The Federal Reserve cut its benchmark interest rate by 25 basis points on September 17, 2025, lowering the federal funds rate to 4.00–4.25%. Chair Jerome Powell signaled that two more cuts are possible later this year but stressed that future moves depend on incoming economic data.

Powell’s press conference highlighted a cooling labor market, moderating wage growth, and inflation still above target. He reiterated the Fed’s “meeting by meeting” approach and warned that supply-side pressures, like tariffs and shipping costs, could keep inflation sticky. One FOMC member dissented, favoring a bigger cut.

For readers, the question is simple: how does this impact your cash, credit, and investments?

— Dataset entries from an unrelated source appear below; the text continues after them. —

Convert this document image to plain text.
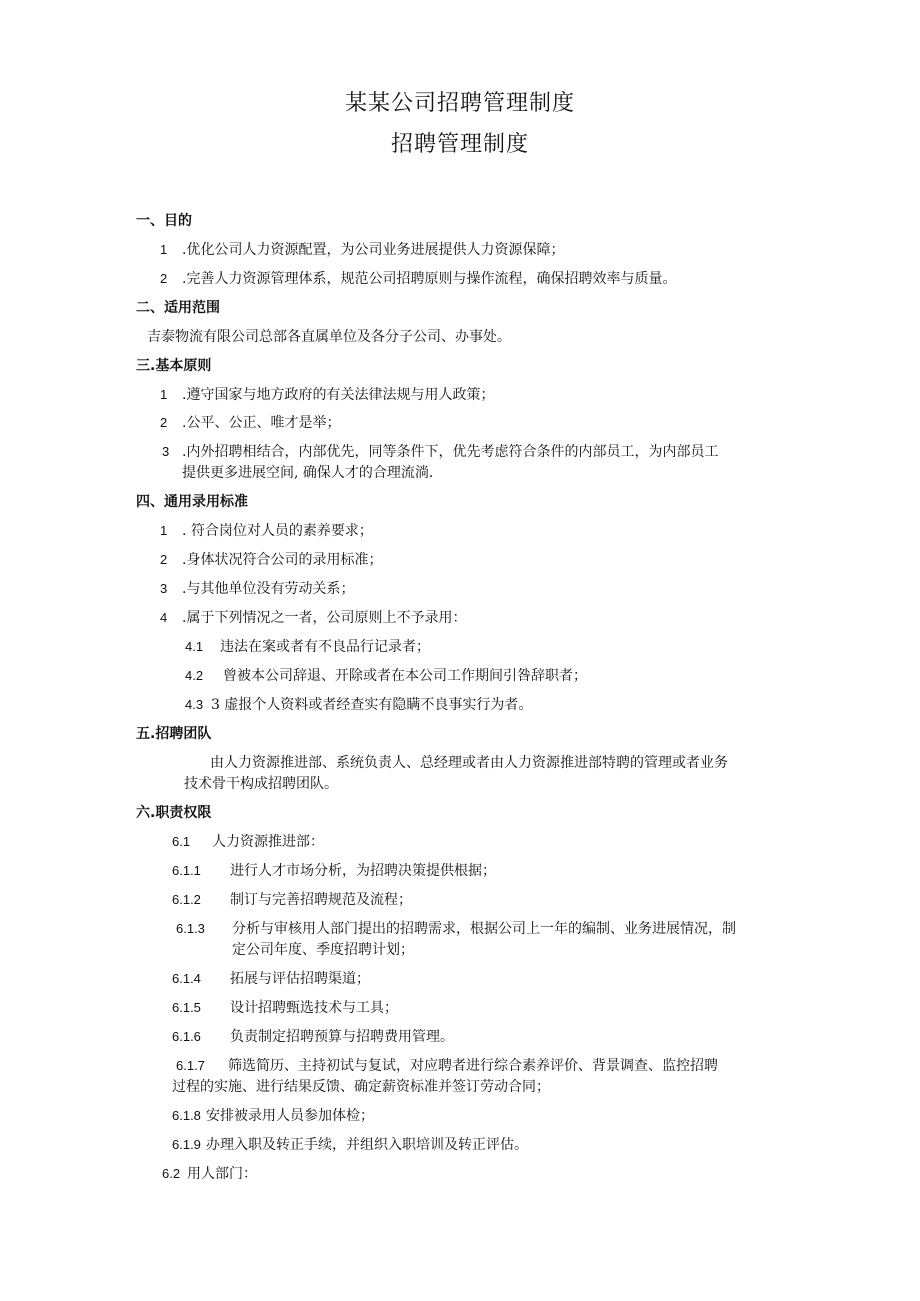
某某公司招聘管理制度
招聘管理制度
一、目的
1 .优化公司人力资源配置，为公司业务进展提供人力资源保障；
2 .完善人力资源管理体系，规范公司招聘原则与操作流程，确保招聘效率与质量。
二、适用范围
吉泰物流有限公司总部各直属单位及各分子公司、办事处。
三.基本原则
1 .遵守国家与地方政府的有关法律法规与用人政策；
2 .公平、公正、唯才是举；
3 .内外招聘相结合，内部优先，同等条件下，优先考虑符合条件的内部员工，为内部员工
提供更多进展空间, 确保人才的合理流淌.
四、通用录用标准
1 . 符合岗位对人员的素养要求；
2 .身体状况符合公司的录用标准；
3 .与其他单位没有劳动关系；
4 .属于下列情况之一者，公司原则上不予录用：
4.1 违法在案或者有不良品行记录者；
4.2 曾被本公司辞退、开除或者在本公司工作期间引咎辞职者；
4.3 3 虚报个人资料或者经查实有隐瞒不良事实行为者。
五.招聘团队
由人力资源推进部、系统负责人、总经理或者由人力资源推进部特聘的管理或者业务
技术骨干构成招聘团队。
六.职责权限
6.1 人力资源推进部：
6.1.1 进行人才市场分析，为招聘决策提供根据；
6.1.2 制订与完善招聘规范及流程；
6.1.3 分析与审核用人部门提出的招聘需求，根据公司上一年的编制、业务进展情况，制
定公司年度、季度招聘计划；
6.1.4 拓展与评估招聘渠道；
6.1.5 设计招聘甄选技术与工具；
6.1.6 负责制定招聘预算与招聘费用管理。
6.1.7 筛选简历、主持初试与复试，对应聘者进行综合素养评价、背景调查、监控招聘
过程的实施、进行结果反馈、确定薪资标准并签订劳动合同；
6.1.8 安排被录用人员参加体检；
6.1.9 办理入职及转正手续，并组织入职培训及转正评估。
6.2 用人部门：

Savings and Checking: Yields Could Slip Further

Traditional bank accounts remain low-yield. The national average savings rate is about 0.40% and checking accounts pay roughly 0.07%. High-yield online savings accounts still offer around 4.30–4.50% APY, but these could drift lower if banks respond to cheaper funding costs. Money market accounts mirror the same trend: national averages under 0.60%, but top-tier high-yield money markets still pay near 4%. Locking in the best offers now can help preserve yield.

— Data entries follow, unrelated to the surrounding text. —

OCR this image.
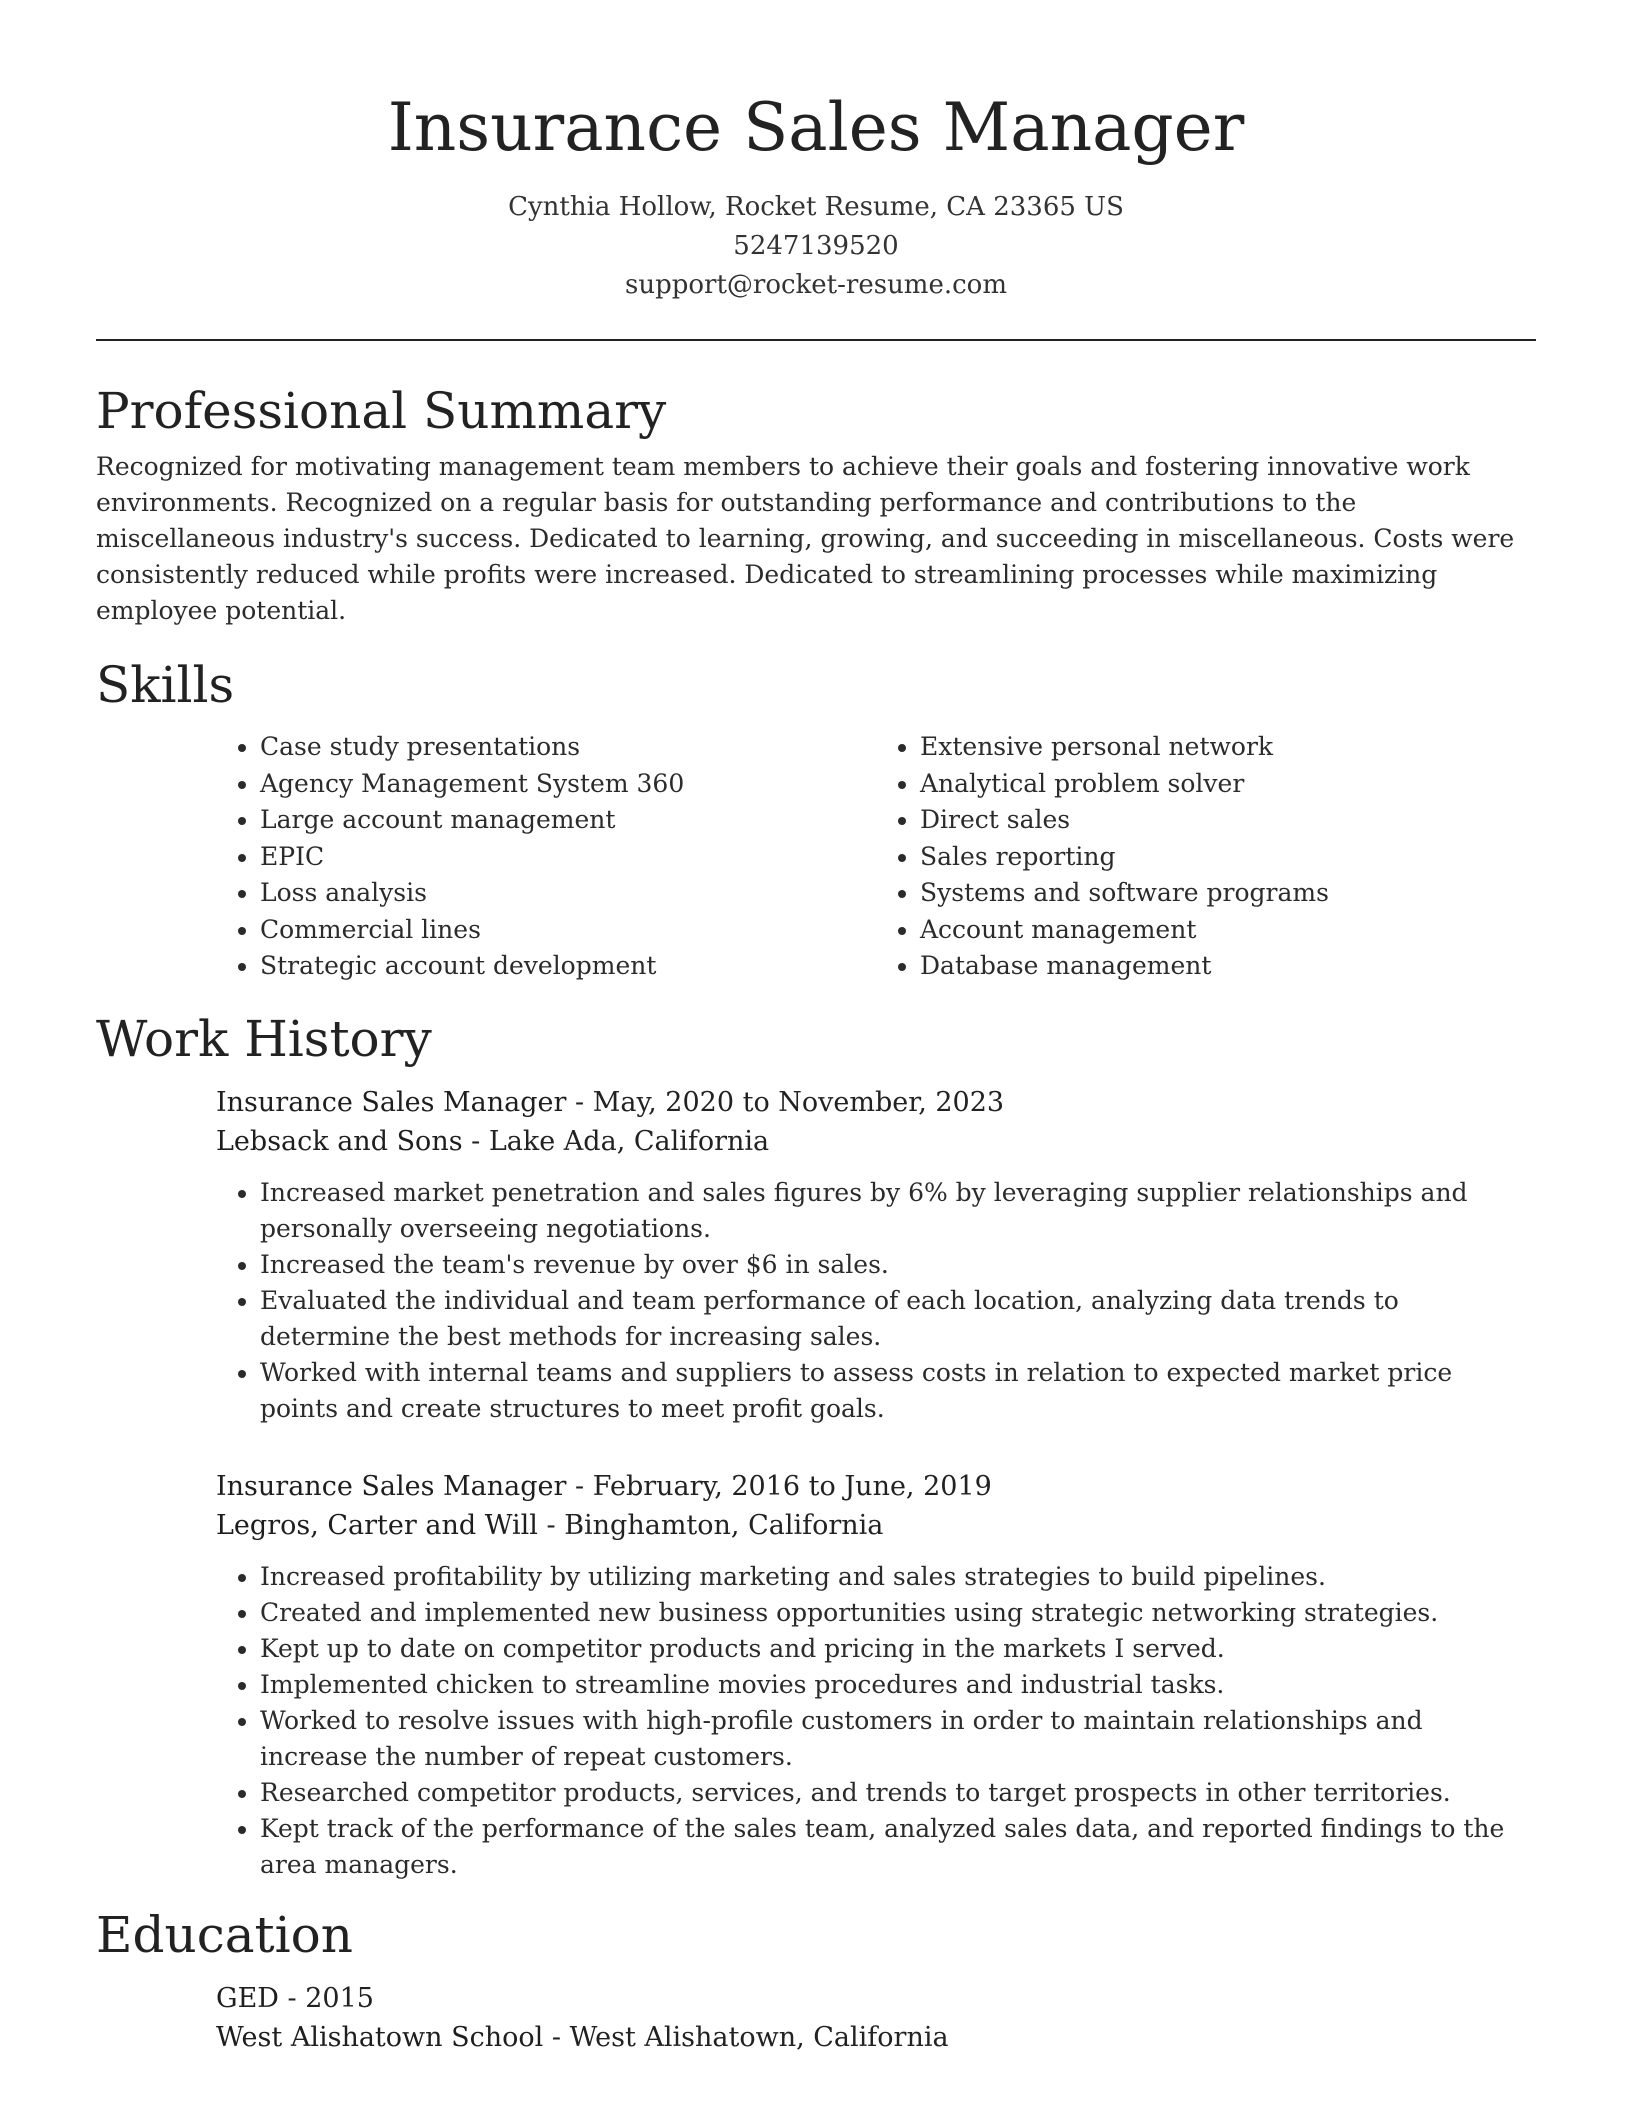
Insurance Sales Manager
Cynthia Hollow, Rocket Resume, CA 23365 US
5247139520
support@rocket-resume.com
Professional Summary

Recognized for motivating management team members to achieve their goals and fostering innovative work environments. Recognized on a regular basis for outstanding performance and contributions to the miscellaneous industry's success. Dedicated to learning, growing, and succeeding in miscellaneous. Costs were consistently reduced while profits were increased. Dedicated to streamlining processes while maximizing employee potential.

Skills
• Case study presentations
• Agency Management System 360
• Large account management
• EPIC
• Loss analysis
• Commercial lines
• Strategic account development
• Extensive personal network
• Analytical problem solver
• Direct sales
• Sales reporting
• Systems and software programs
• Account management
• Database management
Work History
Insurance Sales Manager - May, 2020 to November, 2023
Lebsack and Sons - Lake Ada, California
• Increased market penetration and sales figures by 6% by leveraging supplier relationships and personally overseeing negotiations.
• Increased the team's revenue by over $6 in sales.
• Evaluated the individual and team performance of each location, analyzing data trends to determine the best methods for increasing sales.
• Worked with internal teams and suppliers to assess costs in relation to expected market price points and create structures to meet profit goals.
Insurance Sales Manager - February, 2016 to June, 2019
Legros, Carter and Will - Binghamton, California
• Increased profitability by utilizing marketing and sales strategies to build pipelines.
• Created and implemented new business opportunities using strategic networking strategies.
• Kept up to date on competitor products and pricing in the markets I served.
• Implemented chicken to streamline movies procedures and industrial tasks.
• Worked to resolve issues with high-profile customers in order to maintain relationships and increase the number of repeat customers.
• Researched competitor products, services, and trends to target prospects in other territories.
• Kept track of the performance of the sales team, analyzed sales data, and reported findings to the area managers.
Education
GED - 2015
West Alishatown School - West Alishatown, California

CDs: Act Before Rates Drop

CD rates crept up over the summer. A typical 12-month CD averages about 1.70% but online banks and credit unions offer more. With rates trending lower, securing a competitive CD now may lock in better returns on short-term cash.

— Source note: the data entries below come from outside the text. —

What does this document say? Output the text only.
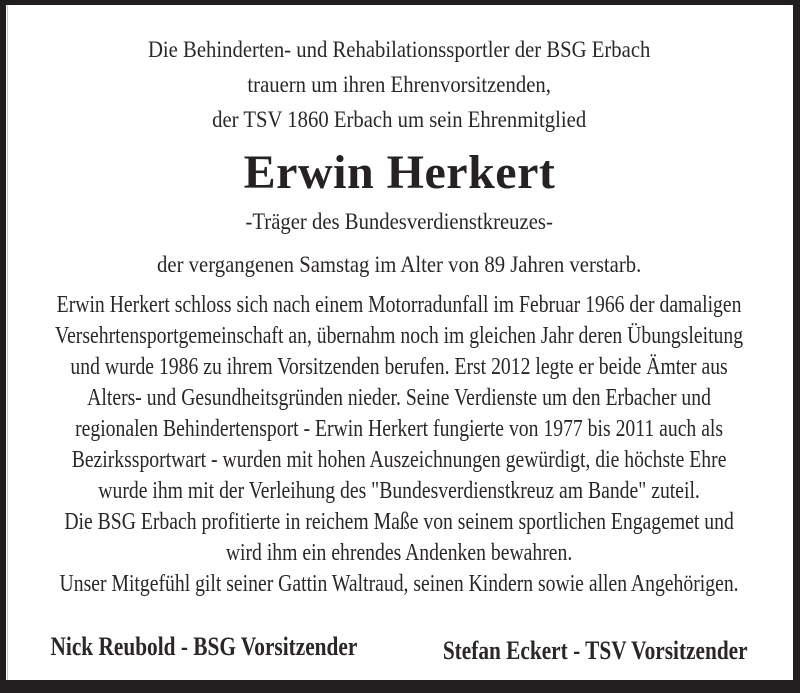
Die Behinderten- und Rehabilationssportler der BSG Erbach
trauern um ihren Ehrenvorsitzenden,
der TSV 1860 Erbach um sein Ehrenmitglied
Erwin Herkert
-Träger des Bundesverdienstkreuzes-
der vergangenen Samstag im Alter von 89 Jahren verstarb.
Erwin Herkert schloss sich nach einem Motorradunfall im Februar 1966 der damaligen
Versehrtensportgemeinschaft an, übernahm noch im gleichen Jahr deren Übungsleitung
und wurde 1986 zu ihrem Vorsitzenden berufen. Erst 2012 legte er beide Ämter aus
Alters- und Gesundheitsgründen nieder. Seine Verdienste um den Erbacher und
regionalen Behindertensport - Erwin Herkert fungierte von 1977 bis 2011 auch als
Bezirkssportwart - wurden mit hohen Auszeichnungen gewürdigt, die höchste Ehre
wurde ihm mit der Verleihung des "Bundesverdienstkreuz am Bande" zuteil.
Die BSG Erbach profitierte in reichem Maße von seinem sportlichen Engagemet und
wird ihm ein ehrendes Andenken bewahren.
Unser Mitgefühl gilt seiner Gattin Waltraud, seinen Kindern sowie allen Angehörigen.
Nick Reubold - BSG Vorsitzender	Stefan Eckert - TSV Vorsitzender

Mortgages and Personal Loans: Slow Relief

Mortgage rates have fallen from their 2025 peaks but remain above 6% for most borrowers and are unlikely to return to 3% soon. Long-term bond yields, not just Fed policy, drive mortgage pricing. Personal loan rates have eased from a 2024 high of 12.49% to about 11.57% in May 2025, but borrowing costs remain far higher than a few years ago. Existing fixed loans will not change, but new loans could inch lower if lenders’ costs fall.

Credit Cards: Still Expensive

Credit card APRs have jumped from around 15% in 2021 to over 21% in 2025. Even with Fed cuts, issuers are slow to lower rates. The fastest way to cut your cost is to call your card provider and ask for a lower APR if your credit score has improved.

What It All Means for Your Wallet and Portfolio

Lower rates mean shrinking yields on cash, modest relief on borrowing costs, and a mixed bag for markets. Savers should be proactive about moving money to high-yield products while they still can. Borrowers should stay alert for refinancing opportunities. Investors should focus on fundamentals and not rely solely on Fed policy to drive returns.